A encíclica Humanae Vitae, que não só proibia como pecados graves a pílula e todos os meios mecânicos de contracepção, mas também o método do coito interrompido para evitar a gravidez, foi universalmente considerada um desafio incrível. Invocando a infalibilidade do magistério papal, respectivamente do magistério episcopal, o papa se opôs a todo o mundo civilizado.
Isso me alarmou como teólogo católico. Nessa época, eu já lecionava teologia na faculdade de teologia católica da Universidade de Tübingen há oito anos. É claro que protestos formais e objeções substanciais eram importantes, mas será que não tinha chegado a hora de analisar esta reivindicação de infalibilidade do magistério papal em princípio? Eu estava convencido de que havia necessidade de teologia – ou, para ser mais exato, pesquisa crítica do ponto de vista da teologia fundamental.
Em 1970, eu coloquei o assunto em discussão em meu livro “Infalível? Um questionamento”. Na época, eu não podia prever que esse livro, e com ele o problema da infalibilidade, afetaria crucialmente o meu destino pessoal e que iria confrontar a teologia e a Igreja com desafios centrais. Nos anos 1970, a minha vida e a minha obra estavam, mais do que nunca, entrelaçadas com a teologia e a Igreja.
1979-1980: A retirada de minha licença para lecionar. No volume 2 de minhas memórias, intitulado “Verdade disputada”, descrevo em detalhes como isso foi uma campanha secreta executada com precisão militar, que mostrou ser teologicamente infundada e politicamente contraproducente. Na época, o debate sobre a retirada de minha missio canonica e sobre a infalibilidade continuou por um longo tempo. Mostrou-se impossível prejudicar minha reputação entre os fiéis e, conforme eu havia profetizado, as controvérsias concernentes à reforma da Igreja em grande escala não cessaram.
Pelo contrário, durante os pontificados de João Paulo II e Bento XVI elas aumentaram maciçamente. Foi então que abordei a necessidade de promover o entendimento entre as diferentes denominações, o reconhecimento mútuo dos ministérios eclesiásticos e da celebração da Ceia do Senhor, a questão do divórcio, a ordenação de mulheres, o celibato obrigatório e a falta catastrófica de sacerdotes, mas sobretudo a liderança da Igreja Católica. A minha pergunta era: “Para onde vocês estão levando esta nossa Igreja?”
Estas questões são tão relevantes hoje quanto o eram naquela época. O motivo decisivo para esta incapacidade de reforma em todos os níveis ainda é a doutrina da infalibilidade do magistério eclesiástico, que legou um longo inverno à nossa Igreja Católica. Como João XXIII, Francisco está fazendo o melhor que pode para soprar um vento fresco para dentro da Igreja hoje e vem se deparando com uma oposição massiva, como no último sínodo episcopal em outubro de 2015. Mas não nos enganemos: sem uma “revisão” construtiva do dogma da infalibilidade, dificilmente será possível uma verdadeira renovação.
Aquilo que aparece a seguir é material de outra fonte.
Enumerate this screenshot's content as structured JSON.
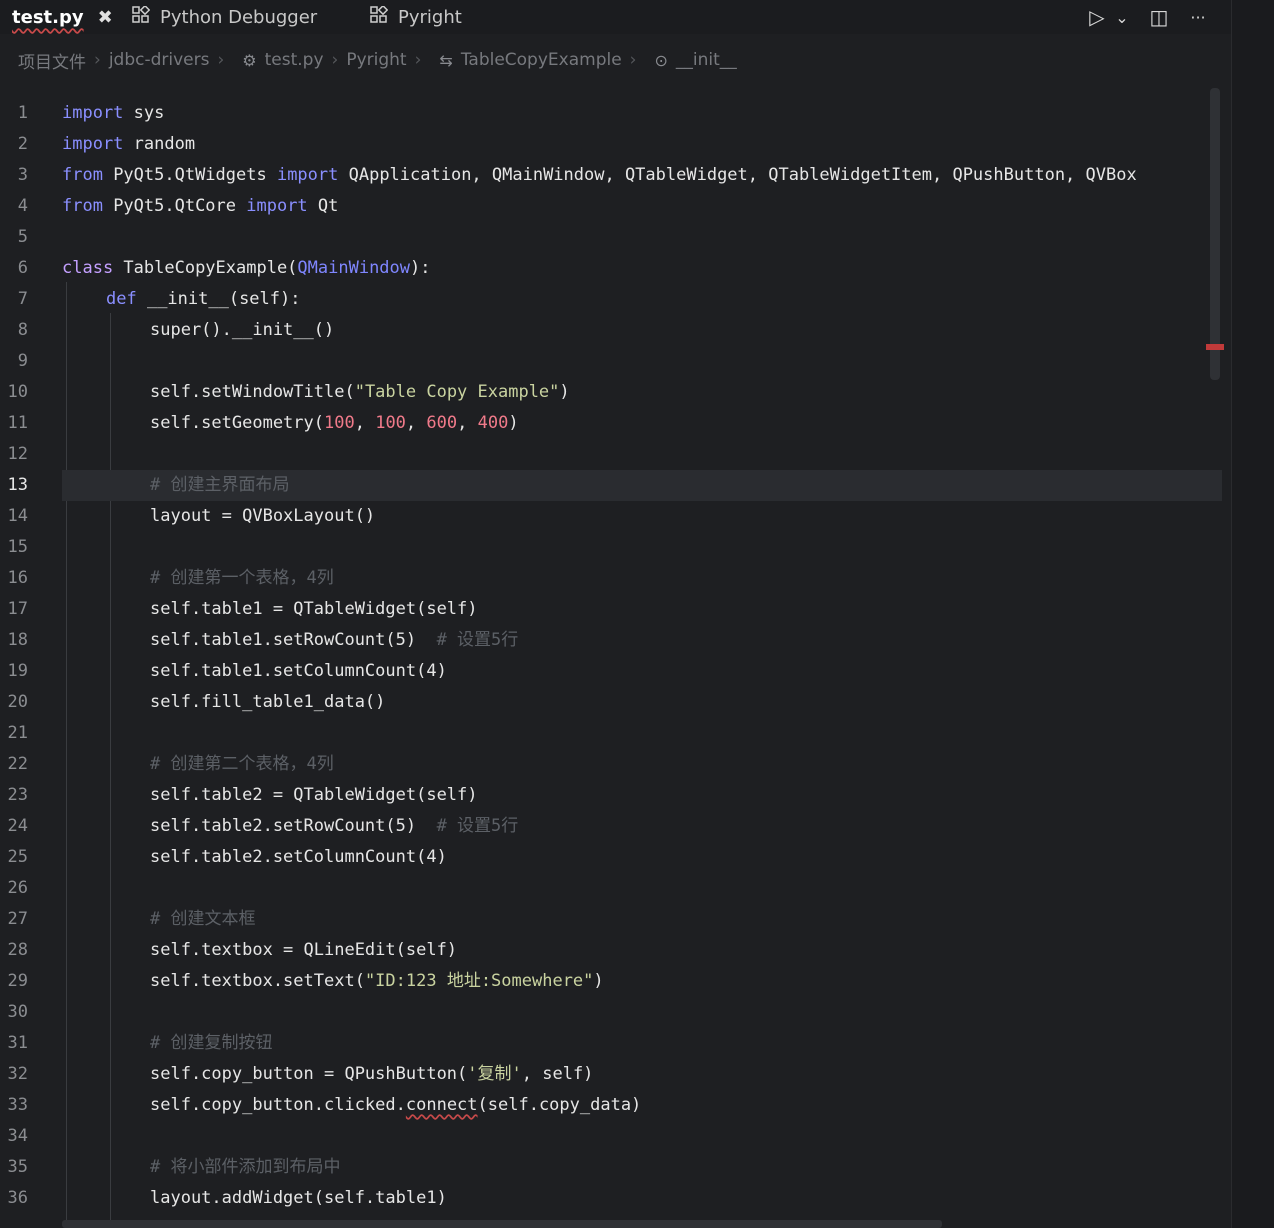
{
  "tabs": [
    {
      "label": "test.py",
      "active": true,
      "close_glyph": "✖"
    },
    {
      "label": "Python Debugger",
      "icon": "extensions-icon"
    },
    {
      "label": "Pyright",
      "icon": "extensions-icon"
    }
  ],
  "toolbar": {
    "run_glyph": "▷",
    "run_dropdown_glyph": "⌄",
    "split_glyph": "◫",
    "more_glyph": "···"
  },
  "breadcrumb": {
    "items": [
      "项目文件",
      "jdbc-drivers",
      "test.py",
      "Pyright",
      "TableCopyExample",
      "__init__"
    ],
    "separator": "›"
  },
  "editor": {
    "current_line": 13,
    "lines": [
      {
        "n": "1"
      },
      {
        "n": "2"
      },
      {
        "n": "3"
      },
      {
        "n": "4"
      },
      {
        "n": "5"
      },
      {
        "n": "6"
      },
      {
        "n": "7"
      },
      {
        "n": "8"
      },
      {
        "n": "9"
      },
      {
        "n": "10"
      },
      {
        "n": "11"
      },
      {
        "n": "12"
      },
      {
        "n": "13"
      },
      {
        "n": "14"
      },
      {
        "n": "15"
      },
      {
        "n": "16"
      },
      {
        "n": "17"
      },
      {
        "n": "18"
      },
      {
        "n": "19"
      },
      {
        "n": "20"
      },
      {
        "n": "21"
      },
      {
        "n": "22"
      },
      {
        "n": "23"
      },
      {
        "n": "24"
      },
      {
        "n": "25"
      },
      {
        "n": "26"
      },
      {
        "n": "27"
      },
      {
        "n": "28"
      },
      {
        "n": "29"
      },
      {
        "n": "30"
      },
      {
        "n": "31"
      },
      {
        "n": "32"
      },
      {
        "n": "33"
      },
      {
        "n": "34"
      },
      {
        "n": "35"
      },
      {
        "n": "36"
      }
    ],
    "code": {
      "l1": [
        "import",
        " sys"
      ],
      "l2": [
        "import",
        " random"
      ],
      "l3": [
        "from",
        " PyQt5.QtWidgets ",
        "import",
        " QApplication, QMainWindow, QTableWidget, QTableWidgetItem, QPushButton, QVBox"
      ],
      "l4": [
        "from",
        " PyQt5.QtCore ",
        "import",
        " Qt"
      ],
      "l6": [
        "class",
        " TableCopyExample(",
        "QMainWindow",
        "):"
      ],
      "l7": [
        "def",
        " __init__(self):"
      ],
      "l8": [
        "super().__init__()"
      ],
      "l10": [
        "self.setWindowTitle(",
        "\"Table Copy Example\"",
        ")"
      ],
      "l11": [
        "self.setGeometry(",
        "100",
        ", ",
        "100",
        ", ",
        "600",
        ", ",
        "400",
        ")"
      ],
      "l13": [
        "# 创建主界面布局"
      ],
      "l14": [
        "layout = QVBoxLayout()"
      ],
      "l16": [
        "# 创建第一个表格，4列"
      ],
      "l17": [
        "self.table1 = QTableWidget(self)"
      ],
      "l18": [
        "self.table1.setRowCount(5)",
        "  # 设置5行"
      ],
      "l19": [
        "self.table1.setColumnCount(4)"
      ],
      "l20": [
        "self.fill_table1_data()"
      ],
      "l22": [
        "# 创建第二个表格，4列"
      ],
      "l23": [
        "self.table2 = QTableWidget(self)"
      ],
      "l24": [
        "self.table2.setRowCount(5)",
        "  # 设置5行"
      ],
      "l25": [
        "self.table2.setColumnCount(4)"
      ],
      "l27": [
        "# 创建文本框"
      ],
      "l28": [
        "self.textbox = QLineEdit(self)"
      ],
      "l29": [
        "self.textbox.setText(",
        "\"ID:123 地址:Somewhere\"",
        ")"
      ],
      "l31": [
        "# 创建复制按钮"
      ],
      "l32": [
        "self.copy_button = QPushButton(",
        "'复制'",
        ", self)"
      ],
      "l33": [
        "self.copy_button.clicked.",
        "connect",
        "(self.copy_data)"
      ],
      "l35": [
        "# 将小部件添加到布局中"
      ],
      "l36": [
        "layout.addWidget(self.table1)"
      ]
    }
  }
}
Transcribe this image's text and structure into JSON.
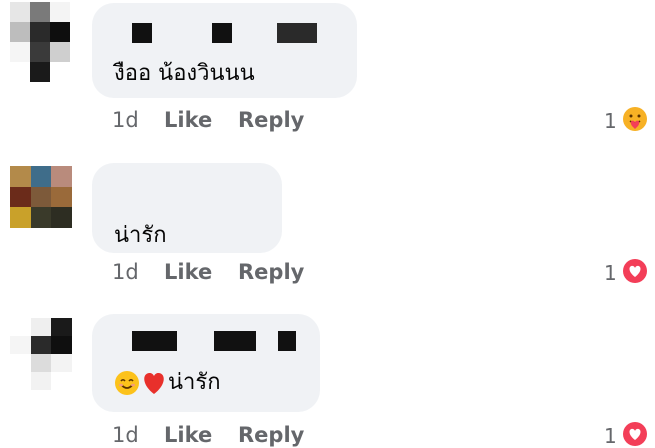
{
  "comments": [
    {
      "text": "งืออ น้องวินนน",
      "time": "1d",
      "like_label": "Like",
      "reply_label": "Reply",
      "reaction_count": "1",
      "reaction": "care-icon"
    },
    {
      "text": "น่ารัก",
      "time": "1d",
      "like_label": "Like",
      "reply_label": "Reply",
      "reaction_count": "1",
      "reaction": "love-icon"
    },
    {
      "text": "น่ารัก",
      "emoji_prefix": [
        "smiling-face-icon",
        "red-heart-icon"
      ],
      "time": "1d",
      "like_label": "Like",
      "reply_label": "Reply",
      "reaction_count": "1",
      "reaction": "love-icon"
    }
  ],
  "colors": {
    "bubble": "#f0f2f5",
    "action_text": "#65676b",
    "love": "#f33e58",
    "care": "#f7b125"
  }
}
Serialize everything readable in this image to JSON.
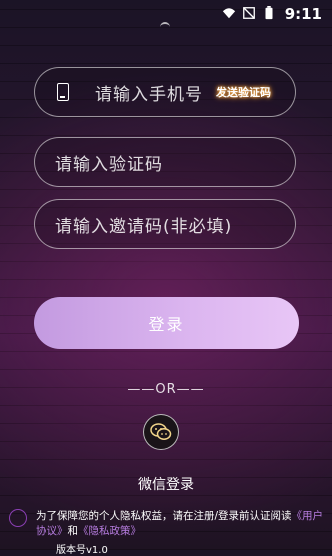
{
  "status_bar": {
    "time": "9:11"
  },
  "form": {
    "phone_placeholder": "请输入手机号",
    "send_code_label": "发送验证码",
    "code_placeholder": "请输入验证码",
    "invite_placeholder": "请输入邀请码(非必填)"
  },
  "login_button": "登录",
  "divider": "——OR——",
  "wechat_label": "微信登录",
  "agreement": {
    "text_before": "为了保障您的个人隐私权益，请在注册/登录前认证阅读",
    "user_agreement": "《用户协议》",
    "and": "和",
    "privacy_policy": "《隐私政策》"
  },
  "version": "版本号v1.0"
}
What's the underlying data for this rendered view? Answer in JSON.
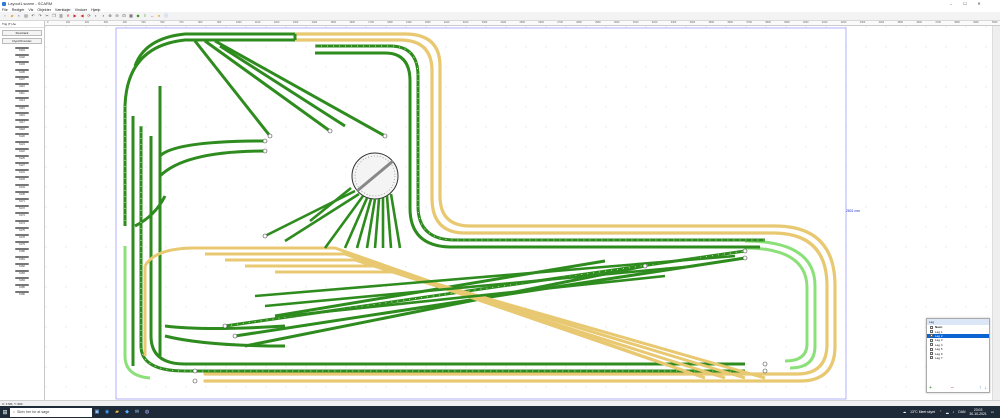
{
  "window": {
    "title": "Layout1.scarm - SCARM",
    "controls": [
      "–",
      "☐",
      "✕"
    ]
  },
  "menu": [
    "File",
    "Redigér",
    "Vis",
    "Objekter",
    "Værktøjer",
    "Vinduer",
    "Hjælp"
  ],
  "toolbar": {
    "icons": [
      "new-file-icon",
      "open-folder-icon",
      "save-icon",
      "print-icon",
      "undo-icon",
      "redo-icon",
      "cut-icon",
      "copy-icon",
      "paste-icon",
      "delete-icon",
      "arrow-right-icon",
      "arrow-left-icon",
      "rotate-icon",
      "track-icon",
      "flex-track-icon",
      "zoom-in-icon",
      "zoom-out-icon",
      "zoom-fit-icon",
      "grid-icon",
      "3d-view-icon",
      "layers-icon",
      "measure-icon",
      "help-icon",
      "info-icon"
    ]
  },
  "ruler": {
    "ticks": [
      "0",
      "100",
      "200",
      "300",
      "400",
      "500",
      "600",
      "700",
      "800",
      "900",
      "1000",
      "1100",
      "1200",
      "1300",
      "1400",
      "1500",
      "1600",
      "1700",
      "1800",
      "1900",
      "2000",
      "2100",
      "2200",
      "2300",
      "2400",
      "2500",
      "2600",
      "2700",
      "2800",
      "2900",
      "3000",
      "3100",
      "3200",
      "3300",
      "3400",
      "3500",
      "3600",
      "3700",
      "3800",
      "3900",
      "4000",
      "4100",
      "4200",
      "4300",
      "4400",
      "4500",
      "4600",
      "4700",
      "4800",
      "4900",
      "5000"
    ]
  },
  "library": {
    "header": "Trig (T) Ae",
    "tabs": [
      "Flexitrack",
      "Flyet/Omroder"
    ],
    "items": [
      "6101",
      "6102",
      "6103",
      "6106",
      "6107",
      "6110",
      "6111",
      "6114",
      "6115",
      "6116",
      "6117",
      "6118",
      "6120",
      "6121",
      "6122",
      "6125",
      "6127",
      "6131",
      "6133",
      "6134",
      "6136",
      "6171",
      "6172",
      "6173",
      "6174",
      "6175",
      "6178",
      "6179",
      "6180",
      "6181",
      "6182",
      "6183",
      "6184",
      "6185",
      "6186"
    ]
  },
  "canvas": {
    "dimension_label": "2801 mm"
  },
  "layers": {
    "title": "Lag",
    "header": "Navn",
    "rows": [
      "Lag 1",
      "Lag 2",
      "Lag 3",
      "Lag 4",
      "Lag 5",
      "Lag 6",
      "Lag 7"
    ],
    "selected": "Lag 2",
    "buttons": [
      "+",
      "–",
      "↑",
      "↓"
    ]
  },
  "status": {
    "text": "X: 1720, Y: 660"
  },
  "taskbar": {
    "search_placeholder": "Skriv her for at søge",
    "weather": "13°C  Meet skyet",
    "lang": "DAN",
    "time": "23:03",
    "date": "30-10-2021"
  },
  "colors": {
    "track_green": "#2e8b1e",
    "track_yellow": "#e8c870",
    "track_light": "#8ce07a",
    "selection_blue": "#0a64d2"
  }
}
O mais surpreendente é que o debate (sobre a infalibilidade) saiu de cena. Muitos teólogos católicos não têm mais examinado criticamente a ideologia da infalibilidade por medo de sofrer sanções ameaçadoras, como no meu caso, e a hierarquia tenta, até onde for possível, evitar o assunto, que é impopular na Igreja e na sociedade.
Quando era prefeito da Congregação para a Doutrina da Fé, Joseph Ratzinger só se referiu expressamente a ela umas poucas vezes. Apesar do fato de isso não ser dito, o tabu da infalibilidade bloqueou todas as reformas desde o Concílio Vaticano II, que teriam exigido a revisão de definições dogmáticas anteriores. Isso se aplica não só à encíclica Humanae Vitae contra a contracepção, mas também aos sacramentos e ao magistério católico “autêntico” monopolizado, bem como à relação entre o sacerdócio ordenado e o sacerdócio de todos os fiéis. E aplica-se igualmente a uma estrutura eclesiástica sinodal e à reivindicação do poder papal absoluto, à relação com outras denominações e religiões, assim como à relação com o mundo secular em geral. É por isso que a interrogação a seguir se faz mais urgente do que nunca: Para onde está indo a Igreja – que ainda se encontra fixada no dogma da infalibilidade – no começo do terceiro milênio? A época antimodernista iniciada pelo Concílio Vaticano I terminou.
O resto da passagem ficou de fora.